Flat Cola Inadequate for Pediatric Viral Gastroenteritis

May 29, 2008

In children with acute viral gastroenteritis, flat fizzy drinks such as cola contain too few electrolytes, too little water and possibly too much glucose to provide adequate rehydration, according to an article published online May 27 in the Archives of Disease in Childhood.

THURSDAY, May 29 (HealthDay News) -- In children with acute viral gastroenteritis, flat fizzy drinks such as cola contain too few electrolytes, too little water and possibly too much glucose to provide adequate rehydration, according to an article published online May 27 in the Archives of Disease in Childhood.

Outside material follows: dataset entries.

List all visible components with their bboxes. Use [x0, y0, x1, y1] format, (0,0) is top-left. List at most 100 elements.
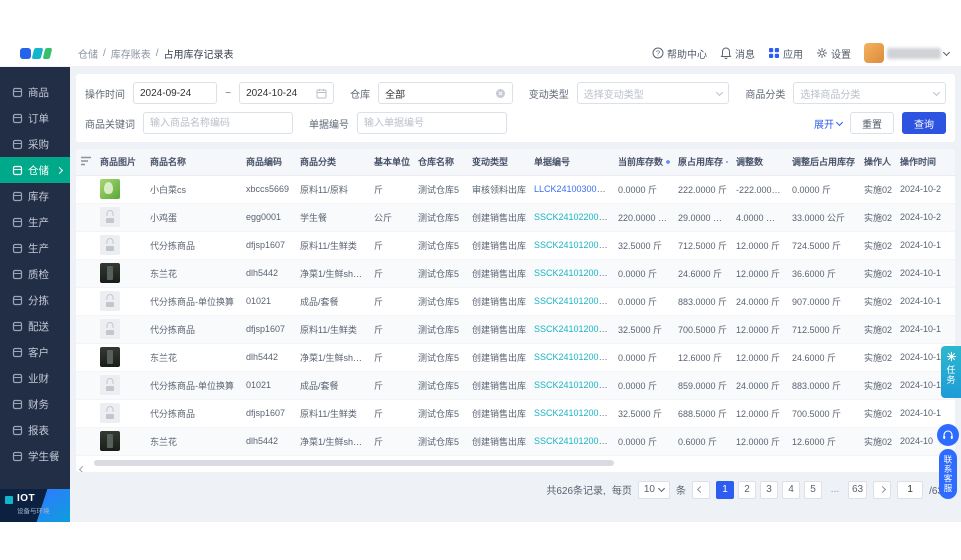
doc-number-link[interactable]: SSCK24101200002 [534, 352, 614, 362]
table-row[interactable]: 东兰花 dlh5442 净菜1/生鲜shu菜类... 斤 测试仓库5 创建销售出… [76, 259, 955, 288]
sidebar-item-production-2[interactable]: 生产 [0, 235, 70, 261]
product-code: dlh5442 [242, 259, 296, 288]
original-occupied: 222.0000 斤 [674, 175, 732, 204]
sidebar-item-student-meals[interactable]: 学生餐 [0, 443, 70, 469]
original-occupied: 12.6000 斤 [674, 343, 732, 372]
doc-number-input[interactable] [357, 112, 507, 134]
product-category: 净菜1/生鲜shu菜类... [296, 427, 370, 456]
horizontal-scrollbar[interactable] [78, 458, 951, 472]
operation-time: 2024-10-1 [896, 315, 955, 344]
doc-number-link[interactable]: SSCK24101200002 [534, 380, 614, 390]
table-row[interactable]: 代分拣商品 dfjsp1607 原料11/生鲜类 斤 测试仓库5 创建销售出库 … [76, 399, 955, 428]
sidebar-item-biz-finance[interactable]: 业财 [0, 365, 70, 391]
page-button-5[interactable]: 5 [803, 480, 822, 499]
search-button[interactable]: 查询 [902, 112, 946, 134]
doc-number-link[interactable]: SSCK24101200004 [534, 240, 614, 250]
original-occupied: 712.5000 斤 [674, 231, 732, 260]
help-center-button[interactable]: ? 帮助中心 [652, 46, 707, 61]
page-ellipsis[interactable]: ... [826, 481, 844, 499]
sidebar-item-warehouse[interactable]: 仓储 [0, 157, 70, 183]
iot-banner[interactable]: IOT 设备与环境 [0, 489, 70, 522]
doc-number-link[interactable]: SSCK24101200003 [534, 268, 614, 278]
doc-number-link[interactable]: SSCK24101200003 [534, 324, 614, 334]
base-unit: 公斤 [370, 203, 414, 232]
warehouse-select[interactable]: 全部 [378, 82, 513, 104]
user-menu[interactable] [864, 43, 951, 63]
sorting-icon [12, 295, 23, 306]
product-code: dlh5442 [242, 343, 296, 372]
messages-button[interactable]: 消息 [720, 46, 755, 61]
sidebar-item-finance[interactable]: 财务 [0, 391, 70, 417]
table-row[interactable]: 代分拣商品-单位换算 01021 成品/套餐 斤 测试仓库5 创建销售出库 SS… [76, 287, 955, 316]
apps-button[interactable]: 应用 [768, 46, 803, 61]
product-image [100, 375, 120, 395]
sidebar-item-customers[interactable]: 客户 [0, 339, 70, 365]
operator: 实施02 [860, 287, 896, 316]
base-unit: 斤 [370, 343, 414, 372]
table-row[interactable]: 小鸡蛋 egg0001 学生餐 公斤 测试仓库5 创建销售出库 SSCK2410… [76, 203, 955, 232]
chevron-down-icon [657, 484, 666, 493]
breadcrumb-stock-ledger[interactable]: 库存账表 [111, 46, 151, 61]
change-type: 创建销售出库 [468, 231, 530, 260]
warehouse-name: 测试仓库5 [414, 175, 468, 204]
product-category: 学生餐 [296, 203, 370, 232]
sidebar-item-quality[interactable]: 质检 [0, 261, 70, 287]
page-jump-input[interactable] [897, 480, 924, 499]
doc-number-link[interactable]: SSCK24101200003 [534, 296, 614, 306]
table-row[interactable]: 代分拣商品 dfjsp1607 原料11/生鲜类 斤 测试仓库5 创建销售出库 … [76, 315, 955, 344]
doc-number-link[interactable]: SSCK24101200001 [534, 436, 614, 446]
customer-service-floating-button[interactable]: 联系客服 [937, 424, 959, 499]
sidebar-item-sorting[interactable]: 分拣 [0, 287, 70, 313]
task-floating-button[interactable]: 任务 [941, 346, 961, 398]
table-row[interactable]: 代分拣商品 dfjsp1607 原料11/生鲜类 斤 测试仓库5 创建销售出库 … [76, 231, 955, 260]
product-name: 东兰花 [146, 343, 242, 372]
info-icon[interactable] [726, 157, 728, 167]
base-unit: 斤 [370, 315, 414, 344]
next-page-button[interactable] [873, 480, 892, 499]
page-button-63[interactable]: 63 [847, 480, 868, 499]
clear-icon[interactable] [495, 88, 506, 99]
sidebar-item-goods[interactable]: 商品 [0, 79, 70, 105]
doc-number-link[interactable]: SSCK24101200002 [534, 408, 614, 418]
table-scroll-area[interactable]: 商品图片 商品名称 商品编码 商品分类 基本单位 仓库名称 变动类型 单据编号 … [76, 149, 955, 456]
page-button-3[interactable]: 3 [759, 480, 778, 499]
doc-number-link[interactable]: SSCK24102200001 [534, 212, 614, 222]
sidebar-item-inventory[interactable]: 库存 [0, 183, 70, 209]
per-page-select[interactable]: 10 [637, 480, 670, 499]
breadcrumb-warehouse[interactable]: 仓储 [78, 46, 98, 61]
keyword-input[interactable] [143, 112, 293, 134]
sidebar-item-orders[interactable]: 订单 [0, 105, 70, 131]
table-row[interactable]: 东兰花 dlh5442 净菜1/生鲜shu菜类... 斤 测试仓库5 创建销售出… [76, 343, 955, 372]
table-row[interactable]: 东兰花 dlh5442 净菜1/生鲜shu菜类... 斤 测试仓库5 创建销售出… [76, 427, 955, 456]
page-button-2[interactable]: 2 [737, 480, 756, 499]
warehouse-name: 测试仓库5 [414, 259, 468, 288]
sidebar-item-delivery[interactable]: 配送 [0, 313, 70, 339]
settings-button[interactable]: 设置 [816, 46, 851, 61]
topbar-actions: ? 帮助中心 消息 应用 设置 [652, 43, 961, 63]
sidebar-item-purchase[interactable]: 采购 [0, 131, 70, 157]
date-to-input[interactable]: 2024-10-24 [239, 82, 335, 104]
change-type-select[interactable]: 选择变动类型 [576, 82, 730, 104]
page-button-1[interactable]: 1 [715, 480, 734, 499]
prev-page-button[interactable] [691, 480, 710, 499]
col-product-image: 商品图片 [96, 149, 146, 176]
task-label: 任务 [945, 365, 956, 385]
sidebar-item-reports[interactable]: 报表 [0, 417, 70, 443]
category-select[interactable]: 选择商品分类 [793, 82, 946, 104]
page-button-4[interactable]: 4 [781, 480, 800, 499]
doc-number-link[interactable]: LLCK24100300001 [534, 184, 612, 194]
scrollbar-thumb[interactable] [94, 459, 614, 466]
table-row[interactable]: 代分拣商品-单位换算 01021 成品/套餐 斤 测试仓库5 创建销售出库 SS… [76, 371, 955, 400]
expand-filters-button[interactable]: 展开 [814, 116, 844, 131]
iot-subtitle: 设备与环境 [17, 508, 50, 515]
scroll-left-icon[interactable] [78, 459, 87, 472]
chevron-right-icon [55, 166, 64, 174]
date-from-input[interactable]: 2024-09-24 [133, 82, 218, 104]
adjustment: 12.0000 斤 [732, 427, 788, 456]
sidebar-item-production[interactable]: 生产 [0, 209, 70, 235]
table-row[interactable]: 小白菜cs xbccs5669 原料11/原料 斤 测试仓库5 审核领料出库 L… [76, 175, 955, 204]
reset-button[interactable]: 重置 [850, 112, 894, 134]
column-config-header[interactable] [76, 149, 96, 176]
row-select-cell [76, 315, 96, 344]
info-icon[interactable] [666, 157, 670, 167]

Michelle Jacobs, of Watford General Hospital in Watford, U.K., and a colleague conducted a database search from 1950 to 2007 and identified a small number of relevant citations, which mostly included letters or opinion but also the abstract of a single randomized trial. The most useful data was contained in several biochemical analyses-based papers and recommendations, according to the authors.

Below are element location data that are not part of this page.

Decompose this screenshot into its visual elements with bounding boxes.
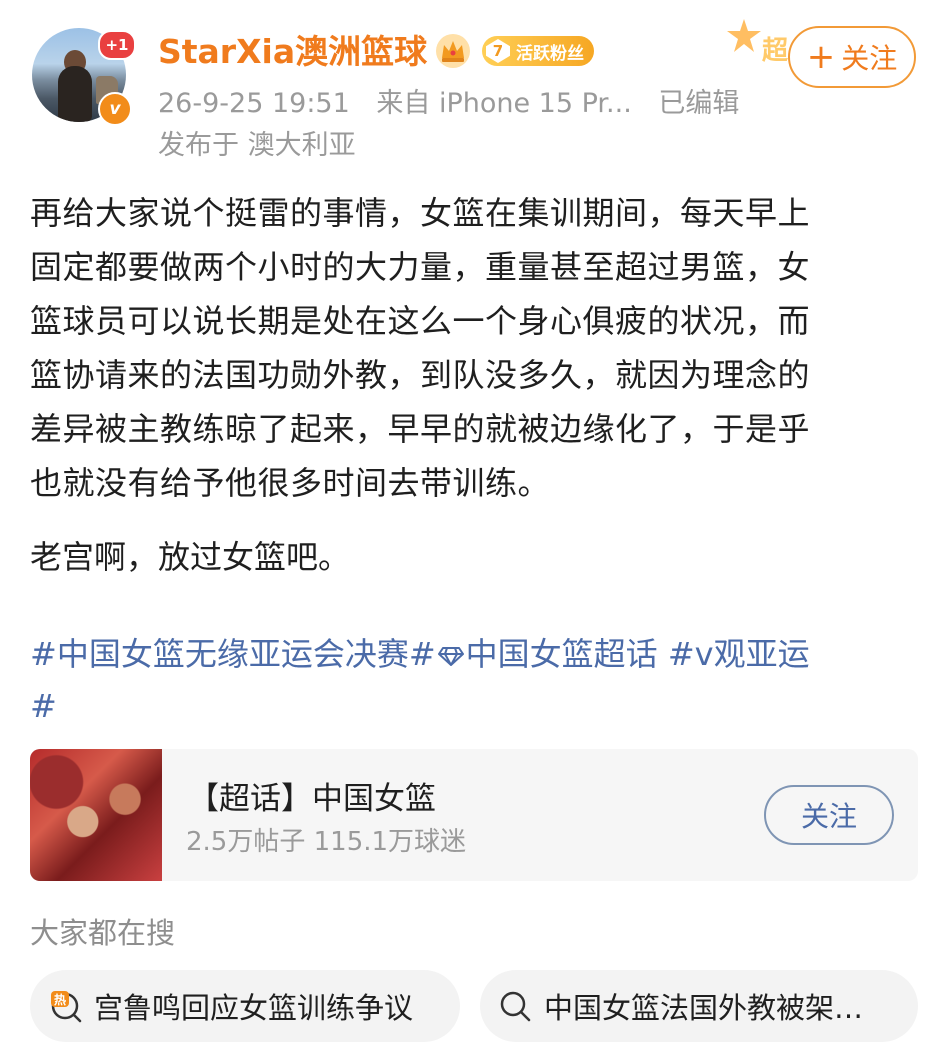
post-body-line: 篮球员可以说长期是处在这么一个身心俱疲的状况，而 <box>30 302 811 340</box>
search-suggestion[interactable]: 中国女篮法国外教被架… <box>480 970 918 1042</box>
hashtag-link[interactable]: #中国女篮无缘亚运会决赛# <box>30 635 436 673</box>
post-location: 发布于 澳大利亚 <box>158 130 356 161</box>
post-body-line: 差异被主教练晾了起来，早早的就被边缘化了，于是乎 <box>30 410 811 448</box>
plus-icon: + <box>806 37 836 77</box>
topic-stats: 2.5万帖子 115.1万球迷 <box>186 827 467 857</box>
search-suggestion[interactable]: 热 宫鲁鸣回应女篮训练争议 <box>30 970 460 1042</box>
hot-search-icon: 热 <box>51 991 82 1023</box>
search-icon <box>500 991 531 1022</box>
super-topic-diamond-icon <box>437 647 464 666</box>
topic-title: 【超话】中国女篮 <box>188 781 436 817</box>
fan-level-badge[interactable]: 7 活跃粉丝 <box>482 36 594 66</box>
follow-button[interactable]: + 关注 <box>788 26 916 88</box>
super-topic-link[interactable]: 中国女篮超话 <box>466 635 658 673</box>
search-suggestion-text: 中国女篮法国外教被架… <box>544 991 864 1025</box>
topic-thumbnail <box>30 749 162 881</box>
post-body: 再给大家说个挺雷的事情，女篮在集训期间，每天早上 固定都要做两个小时的大力量，重… <box>30 186 920 510</box>
post-body-line: 篮协请来的法国功勋外教，到队没多久，就因为理念的 <box>30 356 811 394</box>
fan-level-number: 7 <box>486 39 510 63</box>
post-body-line: 再给大家说个挺雷的事情，女篮在集训期间，每天早上 <box>30 194 811 232</box>
super-deco-label: 超 <box>762 36 789 66</box>
svg-text:热: 热 <box>54 992 66 1007</box>
post-time: 26-9-25 19:51 <box>158 88 350 119</box>
post-tags: #中国女篮无缘亚运会决赛# 中国女篮超话 #v观亚运 # <box>30 628 920 732</box>
username[interactable]: StarXia澳洲篮球 <box>158 30 427 74</box>
post-edited[interactable]: 已编辑 <box>658 88 739 119</box>
topic-follow-button[interactable]: 关注 <box>764 785 894 845</box>
super-topic-card[interactable]: 【超话】中国女篮 2.5万帖子 115.1万球迷 关注 <box>30 749 918 881</box>
search-suggestion-text: 宫鲁鸣回应女篮训练争议 <box>94 991 414 1025</box>
fan-level-label: 活跃粉丝 <box>516 43 584 64</box>
hashtag-link[interactable]: #v观亚运 <box>668 635 810 673</box>
crown-icon <box>436 34 470 68</box>
post-source: 来自 iPhone 15 Pr... <box>376 88 632 119</box>
trending-search-label: 大家都在搜 <box>30 916 176 950</box>
post-body-line: 固定都要做两个小时的大力量，重量甚至超过男篮，女 <box>30 248 811 286</box>
avatar-person <box>58 66 92 122</box>
follow-label: 关注 <box>841 42 898 75</box>
verified-icon: v <box>98 92 132 126</box>
post-body-paragraph: 老宫啊，放过女篮吧。 <box>30 538 351 576</box>
post-body-line: 也就没有给予他很多时间去带训练。 <box>30 464 551 502</box>
post-meta: 26-9-25 19:51 来自 iPhone 15 Pr... 已编辑 <box>158 84 757 124</box>
star-icon <box>727 19 761 52</box>
notification-badge: +1 <box>98 30 136 60</box>
hashtag-end[interactable]: # <box>30 687 57 725</box>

The researchers reported that carbonated drinks -- flat or otherwise -- contain low levels of sodium (1.0-9.9 mmol/L) and potassium (0-0.3 mmol/L) and also have a high osmolality (388-790 mOsm/kg of water). They noted that the World Health Organization recommends that oral rehydration solutions contain 90 mmol/L of sodium, 20 mmol/L of potassium and have an osmolality of 333 mOsm/kg of water. They also observed that cola contains about five times as much glucose as recommended for oral rehydration solutions.

"Limited clinical evidence plus much biochemical analysis suggests that carbonated drinks, such as cola (whether 'flat' or otherwise) should not be recommended for oral rehydration in children with acute viral gastroenteritis," the authors conclude. "Parents and carers should be discouraged from using 'flat' fizzy drinks for this purpose."